Gray retreated into a mob of Germans singing a ballad in tune with the flutes and drums. As the song ended, a burst of fireworks concluded in a tympani of crackling explosions.
“Here we go,” Gray said, leaning down. He smeared his face with blood and picked Fiona up in his arms. Lifting her, he raised his voice and yelled in Danish. “Bomb!”
Crackling explosions punctuated his booming bellow.
“Scream,” he whispered in Fiona’s ear.
He lifted his face again, smeared in blood. On cue, Fiona wailed and shrieked in agony in his arms.
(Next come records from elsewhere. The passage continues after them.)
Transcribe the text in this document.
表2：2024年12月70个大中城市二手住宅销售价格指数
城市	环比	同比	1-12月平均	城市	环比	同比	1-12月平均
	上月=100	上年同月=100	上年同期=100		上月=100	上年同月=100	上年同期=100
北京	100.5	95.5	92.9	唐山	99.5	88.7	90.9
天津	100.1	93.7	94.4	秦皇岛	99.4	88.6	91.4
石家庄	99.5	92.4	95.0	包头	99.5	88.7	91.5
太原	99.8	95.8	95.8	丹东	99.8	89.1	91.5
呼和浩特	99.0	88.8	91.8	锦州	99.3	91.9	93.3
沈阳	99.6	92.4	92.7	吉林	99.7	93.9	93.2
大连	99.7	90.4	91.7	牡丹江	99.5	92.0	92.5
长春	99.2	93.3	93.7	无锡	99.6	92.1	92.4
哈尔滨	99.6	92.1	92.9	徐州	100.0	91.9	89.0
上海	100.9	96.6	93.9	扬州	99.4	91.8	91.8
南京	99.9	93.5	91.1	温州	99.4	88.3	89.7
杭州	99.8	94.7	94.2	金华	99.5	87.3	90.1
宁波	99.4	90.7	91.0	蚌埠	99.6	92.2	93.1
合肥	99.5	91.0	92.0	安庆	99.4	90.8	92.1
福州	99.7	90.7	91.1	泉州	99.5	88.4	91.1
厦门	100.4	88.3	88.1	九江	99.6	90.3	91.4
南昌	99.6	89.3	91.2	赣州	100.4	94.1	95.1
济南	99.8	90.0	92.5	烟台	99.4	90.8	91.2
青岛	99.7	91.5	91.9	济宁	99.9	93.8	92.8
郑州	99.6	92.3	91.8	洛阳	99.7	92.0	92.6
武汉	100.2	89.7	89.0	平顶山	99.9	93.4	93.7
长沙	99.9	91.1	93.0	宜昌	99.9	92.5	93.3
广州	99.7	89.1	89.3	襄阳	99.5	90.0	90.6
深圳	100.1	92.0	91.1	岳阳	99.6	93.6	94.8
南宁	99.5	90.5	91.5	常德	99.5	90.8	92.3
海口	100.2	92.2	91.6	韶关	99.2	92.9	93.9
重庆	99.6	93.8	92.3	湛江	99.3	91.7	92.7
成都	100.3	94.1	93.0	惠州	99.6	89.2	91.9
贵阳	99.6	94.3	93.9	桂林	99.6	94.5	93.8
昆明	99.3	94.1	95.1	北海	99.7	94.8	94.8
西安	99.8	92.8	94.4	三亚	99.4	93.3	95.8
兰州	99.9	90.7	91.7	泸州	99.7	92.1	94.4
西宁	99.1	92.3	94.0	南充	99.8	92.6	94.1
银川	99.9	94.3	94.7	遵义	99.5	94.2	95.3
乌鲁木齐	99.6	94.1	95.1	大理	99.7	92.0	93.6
“Bomb!” Gray yelled again.
Faces turned in his direction. Fireworks boomed. The fresh blood glistened on his cheeks. At first no one moved. Then like a turning tide, one person backed away, bumping against another. Confused cries and calls rose. More people began to retreat.
Gray kept after those retreating, staying among the most panicked.
Fiona cried and thrashed. She waved an arm, fingers dripping with blood.
Confusion spread like wildfire. Gray’s bellow caught on the dry tinder, whetted by attacks in London and Spain. More cries of Bomb! echoed through the crowd, carried from one breath to another.
Like a spooked herd of cattle, the crowd bristled and bumped against one another. Claustrophobia accentuated the anxiety. Fireworks died overhead, but by now, frightened cries erupted across the parade route. As one person fled, two more took flight, reflexive, growing exponentially. Feet pounded on pavement, retreating, aiming for the exit.
A trickle became a surge.
The stampede toward the exit began.
Gray allowed himself to be carried with it, Fiona in his arms. He prayed no one was trampled. But so far the retreat was not in full panic. With the boom of the fireworks ended, confusion reigned more than horror. Still, the flow of the crowd hastened toward the main gate.
Gray set Fiona down, freeing his arms. He wiped his face clean with the sleeve of his Armani jacket. Fiona stayed at his side, one hand clutching his belt to keep anchored to him amid the throng.